OdpowiedzUsuńWampiry to nie dla mnie, a więc nie przeczytam
OdpowiedzUsuńJuż wiele, wiele razy czytałam recenzje tej książki, ale jakoś mnie do niej nie ciągnie. Cały czas wszystko obraca się wokół Wampirów i wilkołaków, a każda nowa książka wydaje się być bardziej zmyślna lub podobna do innych. Troszkę mnie już to nudzi. Co z normalnymi książkami fantasy, które kiedyś podbijały serca czytelników?
OdpowiedzUsuńToday1.blog.onet.pl
Z radością informuję, że zostałaś nominowana do nagrody One Lovely Blog Award. Po szczegóły zapraszam do mnie ;)
OdpowiedzUsuńCzytałam kilka książek z tej serii i bardzo chętnie sięgnę również po tą.

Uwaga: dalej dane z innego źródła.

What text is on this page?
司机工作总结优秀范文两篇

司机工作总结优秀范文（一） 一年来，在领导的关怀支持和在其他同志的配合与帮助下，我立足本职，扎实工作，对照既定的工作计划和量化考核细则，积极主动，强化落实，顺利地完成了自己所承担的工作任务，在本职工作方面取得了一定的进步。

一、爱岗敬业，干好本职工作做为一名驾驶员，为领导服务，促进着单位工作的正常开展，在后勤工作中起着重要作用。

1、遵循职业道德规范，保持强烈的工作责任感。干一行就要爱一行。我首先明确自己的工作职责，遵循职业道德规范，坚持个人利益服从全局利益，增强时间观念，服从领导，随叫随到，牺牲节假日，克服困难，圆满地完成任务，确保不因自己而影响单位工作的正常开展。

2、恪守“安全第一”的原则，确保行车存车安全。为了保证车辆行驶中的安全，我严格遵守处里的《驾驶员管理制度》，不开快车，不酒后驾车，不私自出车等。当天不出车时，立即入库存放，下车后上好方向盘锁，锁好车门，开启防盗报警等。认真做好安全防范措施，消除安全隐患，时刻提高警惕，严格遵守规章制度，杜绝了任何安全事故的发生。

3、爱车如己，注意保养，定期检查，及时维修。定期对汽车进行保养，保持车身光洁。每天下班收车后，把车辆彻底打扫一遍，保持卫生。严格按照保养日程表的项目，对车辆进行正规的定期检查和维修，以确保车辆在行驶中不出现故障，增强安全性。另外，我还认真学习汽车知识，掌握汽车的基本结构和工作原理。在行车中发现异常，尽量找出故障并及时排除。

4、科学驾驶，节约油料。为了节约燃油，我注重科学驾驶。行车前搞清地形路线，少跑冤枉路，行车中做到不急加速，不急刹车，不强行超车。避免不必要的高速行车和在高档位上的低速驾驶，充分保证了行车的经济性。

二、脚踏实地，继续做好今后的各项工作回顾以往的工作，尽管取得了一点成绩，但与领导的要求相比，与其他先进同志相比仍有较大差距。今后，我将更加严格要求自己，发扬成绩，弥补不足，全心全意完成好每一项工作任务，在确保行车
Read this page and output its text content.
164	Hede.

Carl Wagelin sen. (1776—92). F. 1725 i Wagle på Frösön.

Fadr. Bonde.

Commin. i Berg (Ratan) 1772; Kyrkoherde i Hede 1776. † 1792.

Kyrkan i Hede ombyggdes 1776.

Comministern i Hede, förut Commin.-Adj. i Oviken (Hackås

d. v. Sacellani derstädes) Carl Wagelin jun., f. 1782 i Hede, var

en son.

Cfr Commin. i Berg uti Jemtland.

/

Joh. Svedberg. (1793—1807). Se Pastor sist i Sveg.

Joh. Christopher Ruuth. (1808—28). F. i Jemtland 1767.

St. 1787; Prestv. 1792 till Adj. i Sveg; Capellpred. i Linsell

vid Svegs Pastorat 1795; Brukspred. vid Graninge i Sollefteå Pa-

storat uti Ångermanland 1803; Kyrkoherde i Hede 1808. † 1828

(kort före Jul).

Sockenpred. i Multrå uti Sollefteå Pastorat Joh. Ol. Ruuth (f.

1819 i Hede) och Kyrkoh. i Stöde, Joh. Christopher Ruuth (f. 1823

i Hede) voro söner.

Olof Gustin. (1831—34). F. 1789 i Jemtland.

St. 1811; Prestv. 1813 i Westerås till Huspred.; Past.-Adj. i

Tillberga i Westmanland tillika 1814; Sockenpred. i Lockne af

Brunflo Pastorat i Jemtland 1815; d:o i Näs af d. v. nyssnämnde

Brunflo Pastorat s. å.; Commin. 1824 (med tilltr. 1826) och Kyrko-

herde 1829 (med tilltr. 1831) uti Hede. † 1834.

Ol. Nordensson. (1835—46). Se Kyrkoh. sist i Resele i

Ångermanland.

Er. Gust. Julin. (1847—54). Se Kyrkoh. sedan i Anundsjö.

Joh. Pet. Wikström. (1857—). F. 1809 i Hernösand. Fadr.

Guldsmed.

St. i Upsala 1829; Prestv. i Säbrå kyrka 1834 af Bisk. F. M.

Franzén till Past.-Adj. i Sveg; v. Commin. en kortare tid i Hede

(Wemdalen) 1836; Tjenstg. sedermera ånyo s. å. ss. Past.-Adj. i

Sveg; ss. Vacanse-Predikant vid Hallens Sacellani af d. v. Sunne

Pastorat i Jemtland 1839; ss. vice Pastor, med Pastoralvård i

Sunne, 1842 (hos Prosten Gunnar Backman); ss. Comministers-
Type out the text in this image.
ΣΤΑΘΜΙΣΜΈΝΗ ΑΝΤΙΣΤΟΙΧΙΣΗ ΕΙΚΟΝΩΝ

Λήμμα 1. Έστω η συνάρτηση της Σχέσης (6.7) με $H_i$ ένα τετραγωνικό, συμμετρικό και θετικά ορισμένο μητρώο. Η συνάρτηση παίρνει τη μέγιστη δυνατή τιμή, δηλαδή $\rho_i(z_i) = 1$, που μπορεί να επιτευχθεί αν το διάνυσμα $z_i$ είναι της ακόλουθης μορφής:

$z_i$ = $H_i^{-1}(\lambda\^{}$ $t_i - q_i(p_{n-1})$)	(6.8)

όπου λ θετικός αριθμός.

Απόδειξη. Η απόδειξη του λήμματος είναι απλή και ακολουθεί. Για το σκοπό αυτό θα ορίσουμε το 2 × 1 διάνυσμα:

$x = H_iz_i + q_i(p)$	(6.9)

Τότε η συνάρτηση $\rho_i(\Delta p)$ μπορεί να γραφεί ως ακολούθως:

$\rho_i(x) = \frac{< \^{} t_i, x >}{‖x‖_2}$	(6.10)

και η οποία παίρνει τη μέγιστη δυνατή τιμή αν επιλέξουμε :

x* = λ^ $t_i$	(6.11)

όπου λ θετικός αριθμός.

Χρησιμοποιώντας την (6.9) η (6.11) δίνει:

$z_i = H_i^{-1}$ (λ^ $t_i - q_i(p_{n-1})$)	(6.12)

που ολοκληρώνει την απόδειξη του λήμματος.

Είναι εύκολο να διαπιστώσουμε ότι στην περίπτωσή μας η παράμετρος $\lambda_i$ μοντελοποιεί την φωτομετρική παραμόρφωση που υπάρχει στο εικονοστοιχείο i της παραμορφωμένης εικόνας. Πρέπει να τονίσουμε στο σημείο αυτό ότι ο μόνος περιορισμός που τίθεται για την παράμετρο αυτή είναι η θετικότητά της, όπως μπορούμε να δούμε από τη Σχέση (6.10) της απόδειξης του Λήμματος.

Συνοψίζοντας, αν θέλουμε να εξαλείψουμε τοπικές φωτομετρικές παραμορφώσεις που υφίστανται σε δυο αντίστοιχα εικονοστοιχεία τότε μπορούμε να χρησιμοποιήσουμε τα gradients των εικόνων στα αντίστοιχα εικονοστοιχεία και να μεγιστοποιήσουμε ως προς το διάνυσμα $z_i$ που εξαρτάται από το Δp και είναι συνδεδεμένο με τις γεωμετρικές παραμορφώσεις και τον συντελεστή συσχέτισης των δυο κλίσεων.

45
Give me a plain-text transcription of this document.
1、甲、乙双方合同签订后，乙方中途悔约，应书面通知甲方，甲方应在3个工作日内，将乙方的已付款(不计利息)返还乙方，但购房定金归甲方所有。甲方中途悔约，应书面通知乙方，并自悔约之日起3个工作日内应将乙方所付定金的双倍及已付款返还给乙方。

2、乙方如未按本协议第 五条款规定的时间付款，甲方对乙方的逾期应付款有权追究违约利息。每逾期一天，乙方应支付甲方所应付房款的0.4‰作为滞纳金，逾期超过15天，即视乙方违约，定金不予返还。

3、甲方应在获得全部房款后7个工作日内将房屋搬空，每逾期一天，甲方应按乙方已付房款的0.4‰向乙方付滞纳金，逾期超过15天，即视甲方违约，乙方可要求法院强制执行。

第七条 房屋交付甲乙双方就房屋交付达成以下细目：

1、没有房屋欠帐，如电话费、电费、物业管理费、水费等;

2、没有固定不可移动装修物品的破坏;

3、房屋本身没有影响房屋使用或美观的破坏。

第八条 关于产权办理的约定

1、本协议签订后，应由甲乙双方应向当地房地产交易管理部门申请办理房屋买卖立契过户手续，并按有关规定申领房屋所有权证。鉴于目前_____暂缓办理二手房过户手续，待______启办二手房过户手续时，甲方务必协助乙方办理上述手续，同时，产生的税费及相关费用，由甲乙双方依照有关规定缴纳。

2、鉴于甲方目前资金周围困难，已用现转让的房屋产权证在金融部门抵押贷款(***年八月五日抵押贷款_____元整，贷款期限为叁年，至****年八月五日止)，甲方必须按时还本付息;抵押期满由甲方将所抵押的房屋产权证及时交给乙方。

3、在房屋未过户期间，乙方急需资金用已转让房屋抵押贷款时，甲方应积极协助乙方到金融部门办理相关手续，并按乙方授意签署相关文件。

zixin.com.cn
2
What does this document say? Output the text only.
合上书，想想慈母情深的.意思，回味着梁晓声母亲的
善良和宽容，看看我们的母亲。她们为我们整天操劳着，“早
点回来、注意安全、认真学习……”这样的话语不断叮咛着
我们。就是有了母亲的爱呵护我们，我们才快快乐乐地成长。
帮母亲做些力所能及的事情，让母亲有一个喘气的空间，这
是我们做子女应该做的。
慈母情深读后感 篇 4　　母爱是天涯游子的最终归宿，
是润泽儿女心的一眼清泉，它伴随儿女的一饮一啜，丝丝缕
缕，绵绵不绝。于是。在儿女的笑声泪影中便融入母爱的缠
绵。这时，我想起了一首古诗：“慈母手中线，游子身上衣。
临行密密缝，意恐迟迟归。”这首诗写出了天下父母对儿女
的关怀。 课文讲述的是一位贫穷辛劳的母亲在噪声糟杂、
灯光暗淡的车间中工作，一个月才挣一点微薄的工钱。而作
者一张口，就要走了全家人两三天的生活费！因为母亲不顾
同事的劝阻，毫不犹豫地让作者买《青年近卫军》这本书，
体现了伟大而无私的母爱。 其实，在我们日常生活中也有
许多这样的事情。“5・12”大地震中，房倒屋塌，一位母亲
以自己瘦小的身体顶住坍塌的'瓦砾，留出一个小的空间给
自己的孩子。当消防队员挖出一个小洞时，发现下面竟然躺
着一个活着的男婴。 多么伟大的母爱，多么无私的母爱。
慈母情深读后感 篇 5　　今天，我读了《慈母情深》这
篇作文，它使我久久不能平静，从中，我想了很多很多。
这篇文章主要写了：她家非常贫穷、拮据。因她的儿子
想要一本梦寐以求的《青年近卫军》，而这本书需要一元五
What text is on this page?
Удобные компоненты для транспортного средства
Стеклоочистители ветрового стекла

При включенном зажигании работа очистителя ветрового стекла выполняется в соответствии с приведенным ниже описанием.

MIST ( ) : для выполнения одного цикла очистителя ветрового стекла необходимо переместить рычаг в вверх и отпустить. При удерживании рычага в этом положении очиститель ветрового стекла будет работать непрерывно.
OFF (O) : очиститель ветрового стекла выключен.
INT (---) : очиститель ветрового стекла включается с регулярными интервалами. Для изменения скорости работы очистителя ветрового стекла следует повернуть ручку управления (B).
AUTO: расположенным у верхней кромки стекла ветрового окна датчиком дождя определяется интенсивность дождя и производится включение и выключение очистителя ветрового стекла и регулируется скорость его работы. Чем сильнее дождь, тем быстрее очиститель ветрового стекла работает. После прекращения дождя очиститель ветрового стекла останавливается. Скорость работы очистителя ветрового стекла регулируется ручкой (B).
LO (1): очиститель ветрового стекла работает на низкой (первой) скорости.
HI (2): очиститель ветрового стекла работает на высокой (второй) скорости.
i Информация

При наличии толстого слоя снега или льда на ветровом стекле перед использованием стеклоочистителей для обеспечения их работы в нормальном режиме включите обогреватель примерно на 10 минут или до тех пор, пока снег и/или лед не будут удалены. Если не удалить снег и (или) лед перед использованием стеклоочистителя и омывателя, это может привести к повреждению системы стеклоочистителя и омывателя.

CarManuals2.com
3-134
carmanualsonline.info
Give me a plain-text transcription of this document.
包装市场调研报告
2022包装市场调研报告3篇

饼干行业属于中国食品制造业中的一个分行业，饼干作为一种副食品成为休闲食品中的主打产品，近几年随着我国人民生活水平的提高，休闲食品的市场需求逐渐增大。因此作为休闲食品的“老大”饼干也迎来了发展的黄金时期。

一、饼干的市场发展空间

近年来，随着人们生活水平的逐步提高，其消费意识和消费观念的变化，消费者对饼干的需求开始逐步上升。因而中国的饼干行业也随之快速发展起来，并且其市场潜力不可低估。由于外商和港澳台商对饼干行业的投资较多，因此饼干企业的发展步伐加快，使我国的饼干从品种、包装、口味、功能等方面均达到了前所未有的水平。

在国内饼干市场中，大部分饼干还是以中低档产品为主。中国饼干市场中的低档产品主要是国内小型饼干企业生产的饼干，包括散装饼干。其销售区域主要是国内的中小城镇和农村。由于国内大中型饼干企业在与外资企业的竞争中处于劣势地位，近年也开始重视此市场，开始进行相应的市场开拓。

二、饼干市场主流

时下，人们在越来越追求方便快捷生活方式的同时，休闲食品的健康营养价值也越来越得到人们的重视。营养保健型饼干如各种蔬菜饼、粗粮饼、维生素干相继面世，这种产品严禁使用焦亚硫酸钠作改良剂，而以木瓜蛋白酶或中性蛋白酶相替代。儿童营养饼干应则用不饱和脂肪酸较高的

OdpowiedzUsuńZapraszam na nn. [w-krainie-andersena]
OdpowiedzUsuńLubię książki tego typu, ale nie chcę się przejadać ;) Przemyślę to ^ ^
OdpowiedzUsuńNa razie nie jestem przekonana do wampirów (chodzi chcę to zmienić) i "uciekam" od takich pozycji ;P
OdpowiedzUsuńChyba nie dla mnie-jakoś nie mogę przekonać się do książek o wampirach...
OdpowiedzUsuńPozdrawiam ;D
Mimo, że fabuła nie należy do najciekawszych, to bardzo interesuje mnie to co nazywasz, ciekawym zrealizowaniem ;) Chętnie sięgnę po książkę, wciągające opisy i dialogi to coś, co zdecydowanie lubię!